Assim, em contextos mais clínicos da saúde, assim como na abordagem psicométrica, foram derivados sistemas taxonômicos a partir do estudo das semelhanças entre perfis, isto é, configurações de características internas de cada indivíduo. Um exemplo é o sistema de classificação constante no eixo II do DSM-IV, que define os transtornos de personalidade (Millon, Grossman, Millon, Meagher & Ramnath, 2004). Nesse, ao se observar em um indivíduo a combinação de pelo menos três das seguintes características: o fracasso em se conformar com as normas sociais, propensão a enganar, impulsividade, agressividade, desrespeito com a segurança, irresponsabilidade e ausência de remorso, de maneira estável e inflexível associada ao prejuízo no funcionamento social ou ocupacional, pode-se inferir uma configuração do transtorno anti-social, uma das categorias de classificação do Eixo II. Embora tais sistemas de classificação diagnóstica tenham sido originados de uma tradição mais clínica, os adeptos dessa abordagem, com um entendimento mais radicalmente idiossincrático, são bastante resistentes ao uso dessas classificações devido ao seu caráter nomotético e simplificador.

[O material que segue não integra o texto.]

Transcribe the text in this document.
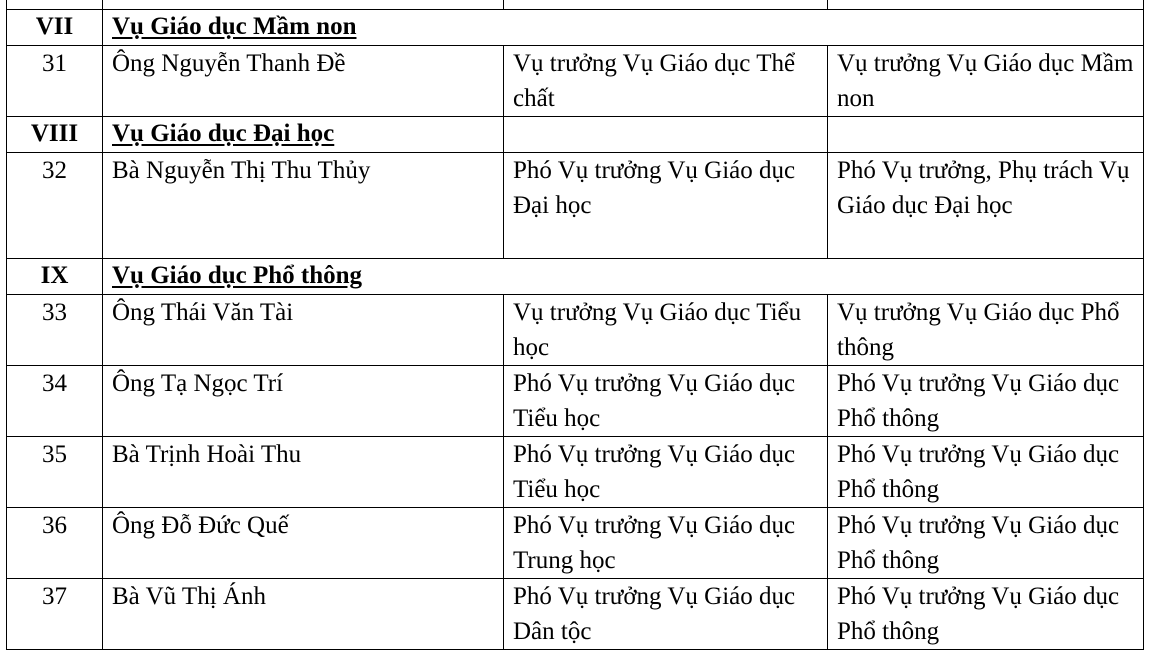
VII	Vụ Giáo dục Mầm non		
31	Ông Nguyễn Thanh Đề	Vụ trưởng Vụ Giáo dục Thể chất	Vụ trưởng Vụ Giáo dục Mầm non
VIII	Vụ Giáo dục Đại học		
32	Bà Nguyễn Thị Thu Thủy	Phó Vụ trưởng Vụ Giáo dục Đại học	Phó Vụ trưởng, Phụ trách Vụ Giáo dục Đại học
IX	Vụ Giáo dục Phổ thông		
33	Ông Thái Văn Tài	Vụ trưởng Vụ Giáo dục Tiểu học	Vụ trưởng Vụ Giáo dục Phổ thông
34	Ông Tạ Ngọc Trí	Phó Vụ trưởng Vụ Giáo dục Tiểu học	Phó Vụ trưởng Vụ Giáo dục Phổ thông
35	Bà Trịnh Hoài Thu	Phó Vụ trưởng Vụ Giáo dục Tiểu học	Phó Vụ trưởng Vụ Giáo dục Phổ thông
36	Ông Đỗ Đức Quế	Phó Vụ trưởng Vụ Giáo dục Trung học	Phó Vụ trưởng Vụ Giáo dục Phổ thông
37	Bà Vũ Thị Ánh	Phó Vụ trưởng Vụ Giáo dục Dân tộc	Phó Vụ trưởng Vụ Giáo dục Phổ thông
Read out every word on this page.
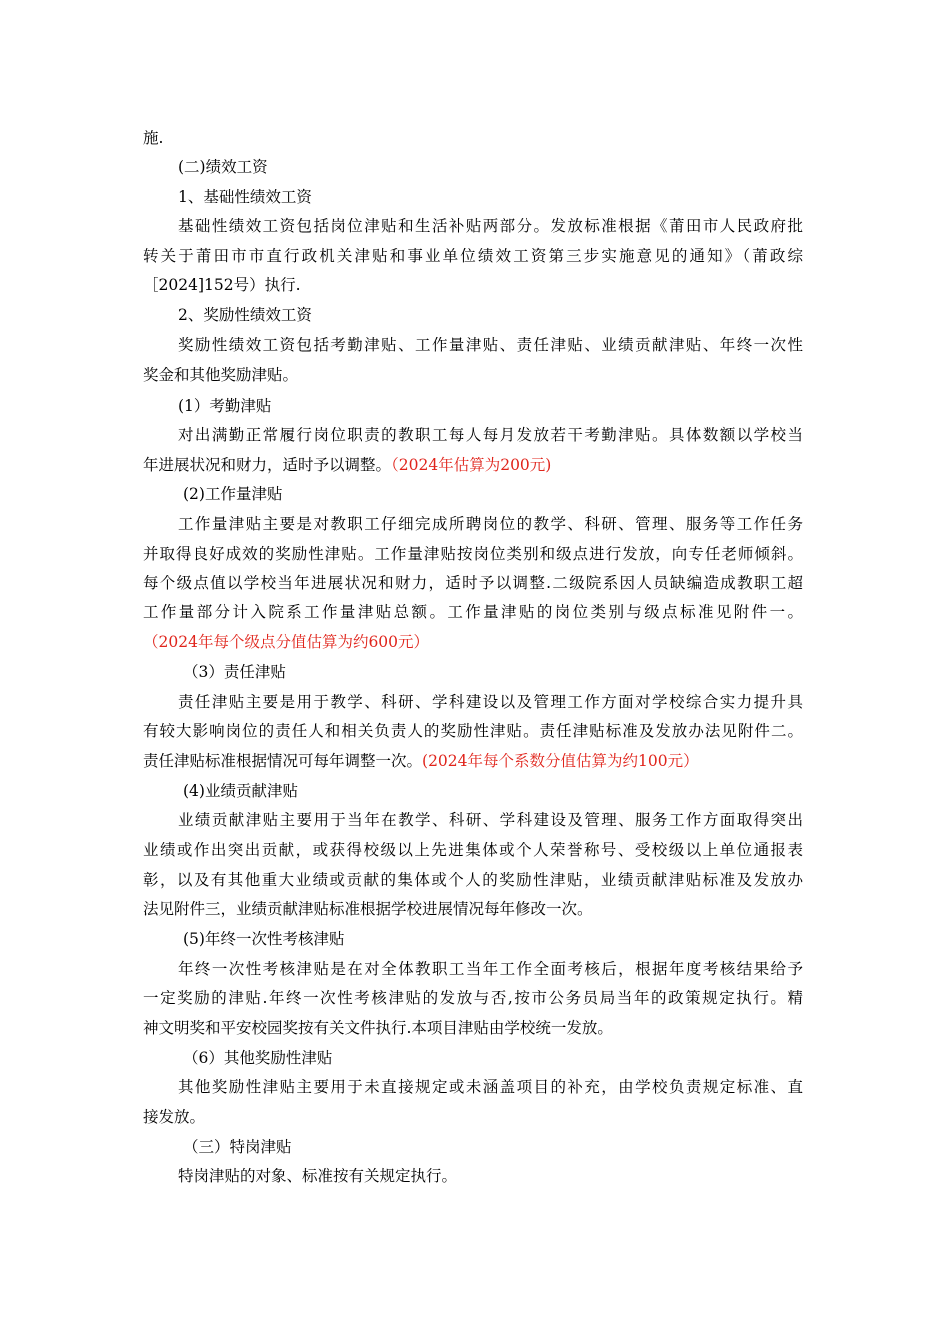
施.
(二)绩效工资
1、基础性绩效工资
基础性绩效工资包括岗位津贴和生活补贴两部分。发放标准根据《莆田市人民政府批
转关于莆田市市直行政机关津贴和事业单位绩效工资第三步实施意见的通知》（莆政综
［2024]152号）执行.
2、奖励性绩效工资
奖励性绩效工资包括考勤津贴、工作量津贴、责任津贴、业绩贡献津贴、年终一次性
奖金和其他奖励津贴。
(1）考勤津贴
对出满勤正常履行岗位职责的教职工每人每月发放若干考勤津贴。具体数额以学校当
年进展状况和财力，适时予以调整。（2024年估算为200元)
(2)工作量津贴
工作量津贴主要是对教职工仔细完成所聘岗位的教学、科研、管理、服务等工作任务
并取得良好成效的奖励性津贴。工作量津贴按岗位类别和级点进行发放，向专任老师倾斜。
每个级点值以学校当年进展状况和财力，适时予以调整.二级院系因人员缺编造成教职工超
工作量部分计入院系工作量津贴总额。工作量津贴的岗位类别与级点标准见附件一。
（2024年每个级点分值估算为约600元）
（3）责任津贴
责任津贴主要是用于教学、科研、学科建设以及管理工作方面对学校综合实力提升具
有较大影响岗位的责任人和相关负责人的奖励性津贴。责任津贴标准及发放办法见附件二。
责任津贴标准根据情况可每年调整一次。(2024年每个系数分值估算为约100元）
(4)业绩贡献津贴
业绩贡献津贴主要用于当年在教学、科研、学科建设及管理、服务工作方面取得突出
业绩或作出突出贡献，或获得校级以上先进集体或个人荣誉称号、受校级以上单位通报表
彰，以及有其他重大业绩或贡献的集体或个人的奖励性津贴，业绩贡献津贴标准及发放办
法见附件三，业绩贡献津贴标准根据学校进展情况每年修改一次。
(5)年终一次性考核津贴
年终一次性考核津贴是在对全体教职工当年工作全面考核后，根据年度考核结果给予
一定奖励的津贴.年终一次性考核津贴的发放与否,按市公务员局当年的政策规定执行。精
神文明奖和平安校园奖按有关文件执行.本项目津贴由学校统一发放。
（6）其他奖励性津贴
其他奖励性津贴主要用于未直接规定或未涵盖项目的补充，由学校负责规定标准、直
接发放。
（三）特岗津贴
特岗津贴的对象、标准按有关规定执行。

Entretanto, um aspecto importante situa-se na diferença entre conceitos basilares dessas duas abordagens, uma iniciando sua conceituação pelas variáveis interindividuais abstraídas dos indivíduos, deixando-os em segundo plano, e a outra iniciando-se pelas configurações intraindividuais, de forma a colocar o indivíduo em primeiro plano e deixando as variáveis em segundo plano. A Figura 1 exemplifica esses focos diferenciados. Nela, há 10 indivíduos exibindo níveis diferentes de ansiedade e depressão. Há uma correlação significativa entre essas duas variáveis de 0,45 (p<0,05), indicando uma tendência a se observar que pessoas ansiosas tendem a ser deprimidas. Essa informação é abstraída da relação entre as variáveis e descreve o perfil de uma parcela importante dos indivíduos (alta depressão e ansiedade), mas não o de alguns deles que são só deprimidos ou só ansiosos. Então, no nível individual, pode-se notar uma quantidade considerável de contradições diante do sentido mais geral, indicado pela correlação entre as variáveis. Assim, é possível entender como, às vezes, esses dois focos diferenciados chegam a dados aparentemente contraditórios.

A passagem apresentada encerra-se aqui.